According to Defendant, this model of doing business is outdated and has created

operational inefficiencies, inflated costs, and reduced workspace. See ECF No. 11 (Defendant’s

Motion to Dismiss) at 7–8. To address these concerns, it developed an initiative to test

2 restructured carrier assignments. Id. at 8; see also Compl., ¶¶ 29–30, 35. The test consists of

assigning some carriers exclusively office duties — i.e., casing — and others exclusively street

duties — i.e., mail delivery. Id., ¶¶ 29–30. In a letter dated March 21, 2019, Defendant notified

the Union that the Annandale, Virginia, Post Office would serve as the first “test site.” Id., ¶ 30.

The Postal Service also asserted that its initiative complied with Article 34 of the CBA. Id., ¶

29.

On April 24, NALC responded by initiating a national-level grievance, alleging that the

Service’s actions violated the CBA. Id., ¶ 31. It further explained that the initiative was not

authorized by Article 34 and breached other provisions of the CBA and Postal Service

regulations. Id., ¶¶ 31, 44–51. Undeterred, USPS pushed forward, and less than a month later, it

reconfigured the Annandale carriers’ work assignments. Id., ¶ 34.

This reform, the Union argues, has taken a heavy toll on some of its Annandale members.

Id., ¶¶ 35–37, 39–43. Those assigned exclusively to street duty are working longer hours

delivering mail and carrying heavier satchels.
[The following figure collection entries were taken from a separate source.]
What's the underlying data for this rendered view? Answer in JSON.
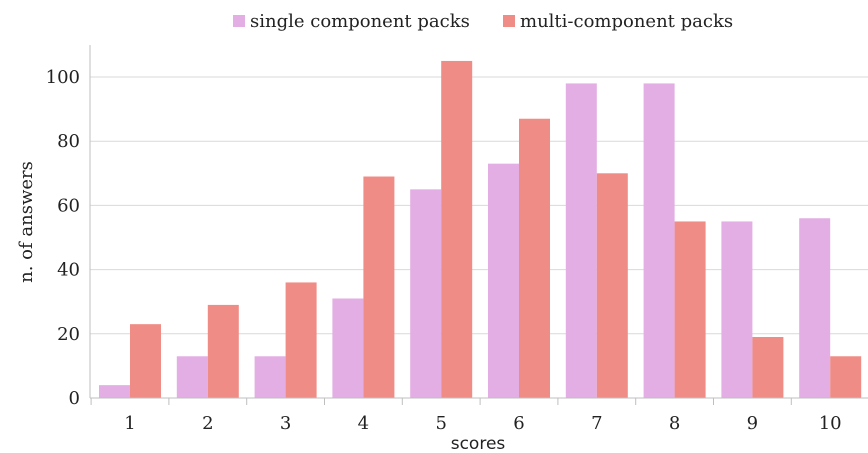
{
  "chart_data": {
    "type": "bar",
    "xlabel": "scores",
    "ylabel": "n. of answers",
    "ylim": [
      0,
      110
    ],
    "yticks": [
      0,
      20,
      40,
      60,
      80,
      100
    ],
    "grid": true,
    "legend_position": "top",
    "categories": [
      "1",
      "2",
      "3",
      "4",
      "5",
      "6",
      "7",
      "8",
      "9",
      "10"
    ],
    "series": [
      {
        "name": "single component packs",
        "color": "#e2aee3",
        "values": [
          4,
          13,
          13,
          31,
          65,
          73,
          98,
          98,
          55,
          56
        ]
      },
      {
        "name": "multi-component packs",
        "color": "#f08c86",
        "values": [
          23,
          29,
          36,
          69,
          105,
          87,
          70,
          55,
          19,
          13
        ]
      }
    ]
  }
}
See Pl. PI Mot. at 8. And as they begin work

about an hour later each day, they are “more . . . exposed to the heat of the long summer

afternoons,” deliver into the night hours in the fall and winter, and no longer can “run necessary

personal errands before offices and businesses close.” Id. at 8–9. Shouldering this burden has

resulted in “physical exhaustion, ailments, pain and mental stress.” Id. at 8. So far, the Postal

Service has introduced its initiative at seven other sites, but it will increase that number to over

240, which expansion NALC also challenges. See ECF No. 16 (Plaintiff’s Opposition) at 1.
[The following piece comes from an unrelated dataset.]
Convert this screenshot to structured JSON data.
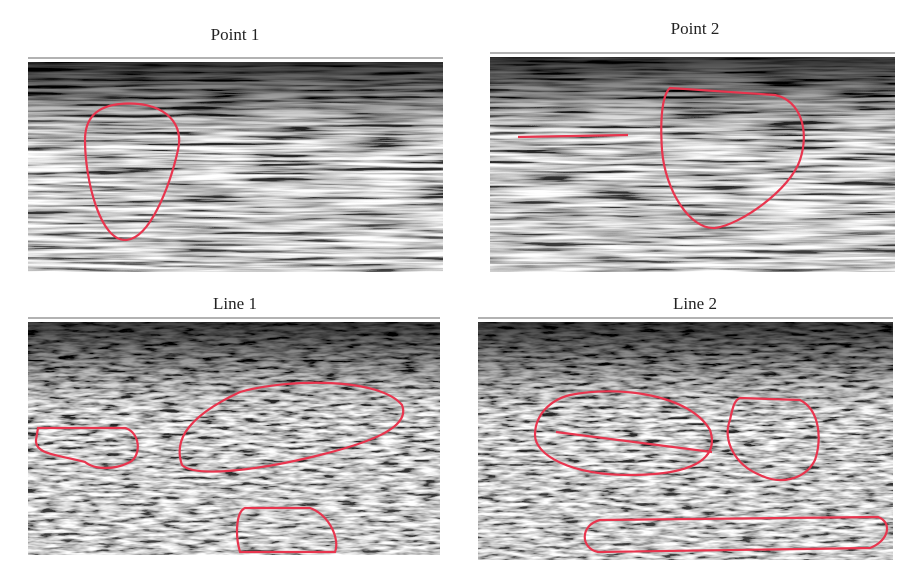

At an impasse, the parties initially agreed to arbitrate their dispute on December 18,

2019, see ECF No. 21 (Arbitration Notice) at 2, and they have recently agreed to move up the

date to November 22. Id. Meanwhile, on August 29, the Union filed both a Complaint and a

3 Motion for a Preliminary Injunction in this Court. In each filing, Plaintiff has sought to enjoin

the Postal Service from proceeding with its initiative pending arbitration. See Compl. at 12

(Prayer for Relief); Pl. PI Mot. at 18. Defendant, in turn, moves to dismiss the Complaint for

lack of jurisdiction.

II. Legal Standard

The Union’s Complaint and its Motion are coterminous, as they both raise exactly the

same issue — whether the Court can enjoin the Postal Service from carrying out its initiative

before the late-November arbitration. See Compl. at 12 (Prayer for Relief); id., ¶¶ 58–63; Pl. PI

Mot. at 10–18. In other words, the Complaint seeks no relief beyond the Motion; as NALC’s

filings thus rise and fall together, the Court need not address them separately. The Court,

consequently, addresses only Defendant’s Motion to Dismiss under Rule 12(b)(1) of the Federal

Rules of Civil Procedure. See Def. MTD at 1, 11.

In considering such Motion, the Court must “treat the complaint’s factual allegations as

true and must grant plaintiff ‘the benefit of all inferences that can be derived from the facts

alleged.’” Sparrow v. United Air Lines, Inc., 216 F.3d 1111, 1113 (D.C. Cir. 2000) (citation

omitted) (quoting Schuler v. United States, 617 F. 2d 605, 608 (D.C. Cir. 1979)). The Court

need not accept as true, however, “a legal conclusion couched as a factual allegation,” nor an

inference “unsupported by the facts set out in the complaint.” Trudeau v. FTC, 456 F.3d 178,

193 (D.C. Cir 2006) (quoting Papasan v. Allain, 478 U.S. 265, 286 (1986)).